Meet a mother in her 50s Grinta George from Western Province who has recently completed her training specialising in ‘Basic Plumbing Management’ at Mabuzu Rural Training Centre (RTC) which is located several kilometres out of the main Gizo town, west of Gizo Island.
She was amongst 28 students who graduated from the training centre last month.
The centre offers three main courses; life-skills, plumbing and carpentry.
And Ms George was the only female amongst most of the male students who graduated in that course.
Most of the females who graduated last month took life-skills.
The ceremony was held in December and was witnessed by her family members and relatives.
The school also acknowledged her for being the only female undergoing the course in 2022.
And it was an exciting moment for her to finally achieve what she had been studying for the past years.
She had undergone six months training in 2021 as a summer student and only returned to Mabuzu to complete the course last year.
As part of the training, she also did her practical work outside of the school.
The course had four stages of training and she was able to complete all with flying colours.
Ms George from Buri, Ranoggah also sat for the national trade test which is recognised by the Solomon Islands National University.
Basic Plumbing Management deals with both practical work and how to manage water, repair water supply and doing maintenance work.
“Completing the training is important to gain enough knowledge and skills which one can apply to do repair works whenever a problem happens with a water supply at the home and community level.”
She said, in every communities it’s the mothers who normally use water and through this training if anything happens a mother knows what to do inorder to fix the issue.
She encourages other women and girls to take up such training.
“Because this training is very useful for mothers who are at home. When a problem arises with the water supply, taps and toilet facilities at home or at the village, a mother can do something about it rather than relying on men or plumbers.
“We cannot have plumbers in our villages and communities most times. So its important to have this skills,” she said.
With the skills she gained, she hopes to share with other women in her communities.
She also plans to teach her boys, four of them, to understand the basic knowledge on plumbing.

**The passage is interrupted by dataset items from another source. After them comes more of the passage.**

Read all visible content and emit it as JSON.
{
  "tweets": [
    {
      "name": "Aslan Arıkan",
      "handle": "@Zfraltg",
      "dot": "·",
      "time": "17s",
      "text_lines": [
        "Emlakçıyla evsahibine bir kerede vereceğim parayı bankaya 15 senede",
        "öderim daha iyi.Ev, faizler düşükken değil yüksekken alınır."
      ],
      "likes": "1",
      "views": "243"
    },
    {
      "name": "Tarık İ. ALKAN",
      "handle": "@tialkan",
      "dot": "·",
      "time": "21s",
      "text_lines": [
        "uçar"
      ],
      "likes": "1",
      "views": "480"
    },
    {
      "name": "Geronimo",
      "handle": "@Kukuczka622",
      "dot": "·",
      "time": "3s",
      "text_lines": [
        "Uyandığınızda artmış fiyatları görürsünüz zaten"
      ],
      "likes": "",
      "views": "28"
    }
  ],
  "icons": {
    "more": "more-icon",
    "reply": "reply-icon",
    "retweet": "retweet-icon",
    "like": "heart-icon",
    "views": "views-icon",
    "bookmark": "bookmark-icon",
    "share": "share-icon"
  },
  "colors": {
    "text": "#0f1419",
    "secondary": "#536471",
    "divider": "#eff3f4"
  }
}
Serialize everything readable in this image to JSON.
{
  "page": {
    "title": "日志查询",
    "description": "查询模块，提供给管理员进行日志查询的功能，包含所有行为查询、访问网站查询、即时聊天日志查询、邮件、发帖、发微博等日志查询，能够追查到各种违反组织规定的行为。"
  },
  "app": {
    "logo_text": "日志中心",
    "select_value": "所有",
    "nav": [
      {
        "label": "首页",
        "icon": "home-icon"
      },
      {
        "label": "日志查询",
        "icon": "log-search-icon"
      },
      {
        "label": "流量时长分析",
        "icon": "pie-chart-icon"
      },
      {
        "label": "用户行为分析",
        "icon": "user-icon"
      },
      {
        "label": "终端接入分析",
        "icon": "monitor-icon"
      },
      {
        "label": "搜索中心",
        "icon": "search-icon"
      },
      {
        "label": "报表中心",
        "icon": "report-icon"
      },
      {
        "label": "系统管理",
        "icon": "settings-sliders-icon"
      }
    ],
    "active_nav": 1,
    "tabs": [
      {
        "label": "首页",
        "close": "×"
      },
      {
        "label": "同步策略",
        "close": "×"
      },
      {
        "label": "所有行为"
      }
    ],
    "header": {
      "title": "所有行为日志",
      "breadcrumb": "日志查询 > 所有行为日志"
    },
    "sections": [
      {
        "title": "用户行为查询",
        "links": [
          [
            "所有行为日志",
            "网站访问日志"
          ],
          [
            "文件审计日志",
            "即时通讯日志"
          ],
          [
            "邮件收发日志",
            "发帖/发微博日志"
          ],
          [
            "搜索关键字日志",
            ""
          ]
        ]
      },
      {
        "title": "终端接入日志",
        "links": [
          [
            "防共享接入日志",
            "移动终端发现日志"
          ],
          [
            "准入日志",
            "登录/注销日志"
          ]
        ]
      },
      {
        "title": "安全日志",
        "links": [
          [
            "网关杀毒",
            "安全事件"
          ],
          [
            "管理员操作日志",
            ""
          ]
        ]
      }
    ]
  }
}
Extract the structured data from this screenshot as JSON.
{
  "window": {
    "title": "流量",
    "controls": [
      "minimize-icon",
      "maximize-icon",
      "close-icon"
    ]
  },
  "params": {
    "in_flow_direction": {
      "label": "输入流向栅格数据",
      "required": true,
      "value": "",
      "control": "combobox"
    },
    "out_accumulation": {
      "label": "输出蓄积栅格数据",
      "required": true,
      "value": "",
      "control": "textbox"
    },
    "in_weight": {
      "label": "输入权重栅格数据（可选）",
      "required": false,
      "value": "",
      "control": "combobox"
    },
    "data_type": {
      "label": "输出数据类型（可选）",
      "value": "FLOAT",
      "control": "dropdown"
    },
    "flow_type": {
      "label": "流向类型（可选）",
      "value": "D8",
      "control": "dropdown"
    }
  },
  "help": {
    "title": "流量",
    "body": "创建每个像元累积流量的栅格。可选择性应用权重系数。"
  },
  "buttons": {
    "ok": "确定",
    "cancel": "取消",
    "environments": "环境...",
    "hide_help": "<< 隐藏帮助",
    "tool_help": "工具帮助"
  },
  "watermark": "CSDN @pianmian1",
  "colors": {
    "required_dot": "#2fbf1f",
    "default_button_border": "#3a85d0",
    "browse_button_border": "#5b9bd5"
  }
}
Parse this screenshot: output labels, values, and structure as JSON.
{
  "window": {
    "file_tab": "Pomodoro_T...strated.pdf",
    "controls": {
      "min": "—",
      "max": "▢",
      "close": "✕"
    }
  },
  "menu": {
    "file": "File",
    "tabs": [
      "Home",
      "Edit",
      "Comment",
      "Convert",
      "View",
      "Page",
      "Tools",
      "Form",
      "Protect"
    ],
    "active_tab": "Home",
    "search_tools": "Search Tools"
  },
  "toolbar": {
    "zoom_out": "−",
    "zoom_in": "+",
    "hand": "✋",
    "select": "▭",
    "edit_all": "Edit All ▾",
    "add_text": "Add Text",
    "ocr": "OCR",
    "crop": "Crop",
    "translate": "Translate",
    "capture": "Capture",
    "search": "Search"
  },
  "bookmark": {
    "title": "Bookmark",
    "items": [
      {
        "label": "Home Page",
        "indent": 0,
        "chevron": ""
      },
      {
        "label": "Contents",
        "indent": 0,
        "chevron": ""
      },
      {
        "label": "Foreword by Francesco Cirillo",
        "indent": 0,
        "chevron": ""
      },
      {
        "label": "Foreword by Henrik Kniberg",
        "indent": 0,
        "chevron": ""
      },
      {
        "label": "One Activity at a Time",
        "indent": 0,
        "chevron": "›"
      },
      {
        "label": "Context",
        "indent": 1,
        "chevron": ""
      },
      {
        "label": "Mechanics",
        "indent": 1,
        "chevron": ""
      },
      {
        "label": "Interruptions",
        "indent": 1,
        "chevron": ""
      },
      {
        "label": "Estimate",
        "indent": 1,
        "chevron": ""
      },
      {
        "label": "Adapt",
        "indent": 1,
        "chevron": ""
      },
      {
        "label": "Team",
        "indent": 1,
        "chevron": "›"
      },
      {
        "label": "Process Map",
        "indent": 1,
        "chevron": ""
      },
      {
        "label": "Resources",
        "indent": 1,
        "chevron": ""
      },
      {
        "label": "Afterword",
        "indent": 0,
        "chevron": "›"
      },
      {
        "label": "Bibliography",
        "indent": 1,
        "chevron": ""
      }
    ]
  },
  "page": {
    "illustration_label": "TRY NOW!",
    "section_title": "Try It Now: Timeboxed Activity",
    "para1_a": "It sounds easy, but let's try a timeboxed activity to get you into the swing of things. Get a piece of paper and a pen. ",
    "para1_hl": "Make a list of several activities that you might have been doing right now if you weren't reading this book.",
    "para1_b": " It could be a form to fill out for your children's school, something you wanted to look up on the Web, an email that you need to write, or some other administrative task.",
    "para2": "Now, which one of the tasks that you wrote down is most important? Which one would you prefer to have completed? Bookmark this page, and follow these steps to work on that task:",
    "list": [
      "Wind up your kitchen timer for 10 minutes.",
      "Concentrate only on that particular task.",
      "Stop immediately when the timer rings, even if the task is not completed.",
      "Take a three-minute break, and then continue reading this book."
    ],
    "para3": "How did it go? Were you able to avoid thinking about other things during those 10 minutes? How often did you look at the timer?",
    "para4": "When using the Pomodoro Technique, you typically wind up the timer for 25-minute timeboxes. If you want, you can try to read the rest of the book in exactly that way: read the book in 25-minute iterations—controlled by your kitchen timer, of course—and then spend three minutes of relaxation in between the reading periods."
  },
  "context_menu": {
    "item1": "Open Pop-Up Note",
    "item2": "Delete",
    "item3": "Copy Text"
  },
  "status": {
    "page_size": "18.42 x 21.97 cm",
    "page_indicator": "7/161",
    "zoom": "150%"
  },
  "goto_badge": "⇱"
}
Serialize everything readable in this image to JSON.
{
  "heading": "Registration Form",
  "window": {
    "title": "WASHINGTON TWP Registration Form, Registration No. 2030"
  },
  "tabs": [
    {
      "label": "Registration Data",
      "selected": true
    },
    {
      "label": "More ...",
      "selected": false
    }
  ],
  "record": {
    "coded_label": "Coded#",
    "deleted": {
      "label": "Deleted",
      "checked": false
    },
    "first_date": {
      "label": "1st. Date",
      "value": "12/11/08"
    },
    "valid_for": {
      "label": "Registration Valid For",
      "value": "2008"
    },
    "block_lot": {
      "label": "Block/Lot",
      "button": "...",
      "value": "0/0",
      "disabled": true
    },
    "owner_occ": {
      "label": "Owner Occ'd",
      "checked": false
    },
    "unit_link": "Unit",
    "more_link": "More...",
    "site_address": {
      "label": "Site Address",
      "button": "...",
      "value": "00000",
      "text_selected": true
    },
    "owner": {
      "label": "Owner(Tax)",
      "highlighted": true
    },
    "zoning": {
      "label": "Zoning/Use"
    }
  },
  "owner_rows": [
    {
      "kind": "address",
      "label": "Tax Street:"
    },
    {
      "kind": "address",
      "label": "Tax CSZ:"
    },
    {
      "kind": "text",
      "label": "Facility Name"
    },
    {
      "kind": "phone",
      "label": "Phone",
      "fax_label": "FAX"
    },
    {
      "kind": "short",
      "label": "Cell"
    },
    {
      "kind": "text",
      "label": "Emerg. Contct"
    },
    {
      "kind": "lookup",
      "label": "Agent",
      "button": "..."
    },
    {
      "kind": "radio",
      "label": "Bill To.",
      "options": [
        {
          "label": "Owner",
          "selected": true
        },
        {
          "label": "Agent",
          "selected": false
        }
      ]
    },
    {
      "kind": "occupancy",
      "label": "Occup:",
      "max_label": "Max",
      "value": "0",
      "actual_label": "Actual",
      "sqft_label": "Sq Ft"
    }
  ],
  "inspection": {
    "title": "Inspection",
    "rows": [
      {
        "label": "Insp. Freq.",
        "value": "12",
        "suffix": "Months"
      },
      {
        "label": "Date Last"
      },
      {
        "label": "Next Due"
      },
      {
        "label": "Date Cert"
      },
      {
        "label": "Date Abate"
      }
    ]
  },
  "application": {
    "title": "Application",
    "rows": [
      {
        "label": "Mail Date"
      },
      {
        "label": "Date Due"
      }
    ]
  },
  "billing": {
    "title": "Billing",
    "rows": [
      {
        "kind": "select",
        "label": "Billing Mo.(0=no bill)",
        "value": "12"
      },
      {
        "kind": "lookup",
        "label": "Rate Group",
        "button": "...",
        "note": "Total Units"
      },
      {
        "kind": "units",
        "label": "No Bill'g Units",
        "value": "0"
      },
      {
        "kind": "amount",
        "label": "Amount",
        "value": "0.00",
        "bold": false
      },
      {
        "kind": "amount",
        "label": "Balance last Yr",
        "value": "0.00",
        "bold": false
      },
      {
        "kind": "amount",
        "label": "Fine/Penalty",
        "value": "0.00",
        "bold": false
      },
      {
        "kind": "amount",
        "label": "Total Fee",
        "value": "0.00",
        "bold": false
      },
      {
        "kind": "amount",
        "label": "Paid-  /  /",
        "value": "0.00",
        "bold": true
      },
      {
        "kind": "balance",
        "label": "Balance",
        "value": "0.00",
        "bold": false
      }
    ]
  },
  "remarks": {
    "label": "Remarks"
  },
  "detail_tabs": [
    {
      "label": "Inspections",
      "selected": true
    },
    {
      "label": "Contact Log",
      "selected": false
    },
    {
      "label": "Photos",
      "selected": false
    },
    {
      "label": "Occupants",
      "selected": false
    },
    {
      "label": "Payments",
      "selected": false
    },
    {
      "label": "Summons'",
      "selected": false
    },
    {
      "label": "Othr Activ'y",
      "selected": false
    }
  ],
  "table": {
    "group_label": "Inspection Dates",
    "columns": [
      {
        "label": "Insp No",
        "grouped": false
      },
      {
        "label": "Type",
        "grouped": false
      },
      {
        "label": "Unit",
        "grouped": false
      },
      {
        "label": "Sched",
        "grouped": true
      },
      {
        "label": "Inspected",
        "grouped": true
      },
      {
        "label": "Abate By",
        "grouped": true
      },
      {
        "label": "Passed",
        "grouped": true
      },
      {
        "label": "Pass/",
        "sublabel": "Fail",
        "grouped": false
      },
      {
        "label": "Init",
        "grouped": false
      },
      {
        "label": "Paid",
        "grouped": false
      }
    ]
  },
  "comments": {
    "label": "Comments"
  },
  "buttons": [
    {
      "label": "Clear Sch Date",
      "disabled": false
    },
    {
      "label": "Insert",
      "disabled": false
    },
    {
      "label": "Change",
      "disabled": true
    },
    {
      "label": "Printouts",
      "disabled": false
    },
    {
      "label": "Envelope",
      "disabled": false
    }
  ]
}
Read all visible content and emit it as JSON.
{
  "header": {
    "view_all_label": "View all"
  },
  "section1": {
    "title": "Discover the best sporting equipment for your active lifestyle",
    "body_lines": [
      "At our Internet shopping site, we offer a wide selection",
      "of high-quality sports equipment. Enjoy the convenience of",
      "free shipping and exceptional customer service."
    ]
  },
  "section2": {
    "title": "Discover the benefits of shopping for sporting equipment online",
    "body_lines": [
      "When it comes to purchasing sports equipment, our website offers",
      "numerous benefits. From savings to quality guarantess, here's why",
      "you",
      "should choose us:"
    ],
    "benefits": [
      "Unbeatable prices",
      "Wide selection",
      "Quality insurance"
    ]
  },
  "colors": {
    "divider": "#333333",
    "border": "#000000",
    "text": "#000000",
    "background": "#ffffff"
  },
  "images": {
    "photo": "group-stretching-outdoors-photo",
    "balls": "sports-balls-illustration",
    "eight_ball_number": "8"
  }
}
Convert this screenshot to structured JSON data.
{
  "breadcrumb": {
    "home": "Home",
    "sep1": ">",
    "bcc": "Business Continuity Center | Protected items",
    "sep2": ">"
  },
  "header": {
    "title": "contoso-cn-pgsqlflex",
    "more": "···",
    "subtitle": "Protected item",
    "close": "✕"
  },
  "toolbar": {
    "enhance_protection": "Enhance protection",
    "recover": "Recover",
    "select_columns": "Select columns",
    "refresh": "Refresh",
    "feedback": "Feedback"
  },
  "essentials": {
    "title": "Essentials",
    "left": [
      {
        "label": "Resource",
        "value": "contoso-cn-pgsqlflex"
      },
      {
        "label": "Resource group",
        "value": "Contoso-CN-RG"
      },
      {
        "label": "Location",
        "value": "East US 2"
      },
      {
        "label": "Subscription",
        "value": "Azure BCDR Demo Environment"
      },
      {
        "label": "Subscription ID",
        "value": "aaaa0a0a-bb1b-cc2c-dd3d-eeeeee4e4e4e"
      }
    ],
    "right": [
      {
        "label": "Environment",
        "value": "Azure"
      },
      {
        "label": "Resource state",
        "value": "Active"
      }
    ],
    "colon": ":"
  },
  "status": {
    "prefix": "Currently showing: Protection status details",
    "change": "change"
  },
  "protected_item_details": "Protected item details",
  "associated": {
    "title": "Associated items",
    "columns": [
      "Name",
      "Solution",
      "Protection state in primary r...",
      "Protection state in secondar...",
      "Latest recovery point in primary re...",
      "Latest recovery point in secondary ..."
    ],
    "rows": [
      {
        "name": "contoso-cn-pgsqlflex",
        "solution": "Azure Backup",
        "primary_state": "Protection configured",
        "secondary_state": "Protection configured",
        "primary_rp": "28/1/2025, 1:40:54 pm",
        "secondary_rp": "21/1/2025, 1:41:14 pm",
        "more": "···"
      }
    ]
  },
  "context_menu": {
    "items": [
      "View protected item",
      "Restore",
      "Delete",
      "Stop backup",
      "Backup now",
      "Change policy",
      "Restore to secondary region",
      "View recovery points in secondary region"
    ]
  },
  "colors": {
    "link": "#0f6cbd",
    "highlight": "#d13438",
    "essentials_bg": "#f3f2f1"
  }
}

She also has a daughter now residing overseas.
She undertook secretarial studies in 1985 and had been working for a number of private organisations, logging companies, and church.
Ms George had been involved in a number of activities on Ranoggah and the Western Province.
Ms George has been working under the Rural Development Program (RDP) in the past years in Western.
She is also a member of the Womens Council in the province.
She was an observer during the recent provincial election last December.
Therefore, with the training she hopes she would also share her experience and skills to others.
She is ready to support her community when needed.
She also thanked her children, family members, sponsor and the school for the opportunity to undergo her study and successfully completed it.
The school administration during the graduation last month had also encouraged the graduating students to always support their families and communities when their service is required.